I’ve been panicking so much about Christmas, that yesterday I had another anxiety binge. I’d rather not go into the food I ate and I really would not like to know how many calories I consumed – but I just broke down last night.
I spent around 25 minutes desperately trying to purge. Nothing came up at all. It was like my body was holding onto the food I had consumed. I gulped down a whole mug of tea to try and enduce vomiting, but it did nothing.
I just sat there, staring at the pan.. I kept crying ‘come on, come on!!’ but nothing would come up. I felt as though I had failed.
I laid back into the radiator and cried. I couldn’t get up, I had exhausted myself.
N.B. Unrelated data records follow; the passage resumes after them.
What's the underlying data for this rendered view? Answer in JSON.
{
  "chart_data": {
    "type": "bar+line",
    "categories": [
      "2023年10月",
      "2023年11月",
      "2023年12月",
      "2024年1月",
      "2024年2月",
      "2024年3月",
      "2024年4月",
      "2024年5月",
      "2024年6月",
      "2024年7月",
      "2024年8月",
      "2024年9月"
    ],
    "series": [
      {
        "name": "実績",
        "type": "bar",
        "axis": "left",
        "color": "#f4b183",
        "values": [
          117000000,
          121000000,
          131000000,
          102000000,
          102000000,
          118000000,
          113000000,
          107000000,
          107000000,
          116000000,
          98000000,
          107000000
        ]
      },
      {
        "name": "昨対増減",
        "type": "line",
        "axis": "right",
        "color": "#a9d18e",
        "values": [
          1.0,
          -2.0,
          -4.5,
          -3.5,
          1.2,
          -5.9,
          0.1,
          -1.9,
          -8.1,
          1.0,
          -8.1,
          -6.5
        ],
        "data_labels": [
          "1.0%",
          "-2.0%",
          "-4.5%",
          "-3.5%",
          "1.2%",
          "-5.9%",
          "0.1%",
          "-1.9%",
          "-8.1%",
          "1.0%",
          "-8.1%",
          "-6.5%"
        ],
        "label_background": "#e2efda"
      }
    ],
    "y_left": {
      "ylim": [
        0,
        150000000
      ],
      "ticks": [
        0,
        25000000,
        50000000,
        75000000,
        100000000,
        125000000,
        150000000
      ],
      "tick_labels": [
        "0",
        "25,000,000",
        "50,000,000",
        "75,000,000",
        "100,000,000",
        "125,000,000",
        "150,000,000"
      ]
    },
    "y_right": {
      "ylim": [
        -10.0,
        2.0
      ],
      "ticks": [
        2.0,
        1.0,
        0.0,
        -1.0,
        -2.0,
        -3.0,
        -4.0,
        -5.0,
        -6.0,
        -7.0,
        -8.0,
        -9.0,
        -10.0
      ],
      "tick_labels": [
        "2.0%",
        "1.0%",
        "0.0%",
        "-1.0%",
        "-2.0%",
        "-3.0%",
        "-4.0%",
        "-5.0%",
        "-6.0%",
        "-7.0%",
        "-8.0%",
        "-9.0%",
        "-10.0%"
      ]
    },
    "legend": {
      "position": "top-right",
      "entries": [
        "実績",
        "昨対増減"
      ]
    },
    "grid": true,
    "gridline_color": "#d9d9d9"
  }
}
I just sat there and cried, wanting it all to be over.
I have never had really bad thoughts before.. but I wanted another way to take away the pain. A small, dark little shadow swept across my mind and made me think that another form of self-harm would be an easier way to cope.
My mum came in and rescued me in the end. She picked me up from the floor, took me to my bed and sat there while I sobbed. It was the most help I had gotten in a while from her. I think she started to see how desperate I am getting and how much all of this is really straining me.
I am not the model anorexic nor bulimic. I have a mixture of both which is what makes up my eating disorder. It’s so painful and frustrating. As much as I want to not-have them, I am still obessing over my weight that I want to push them, just so I can get a taste of ‘skinny’.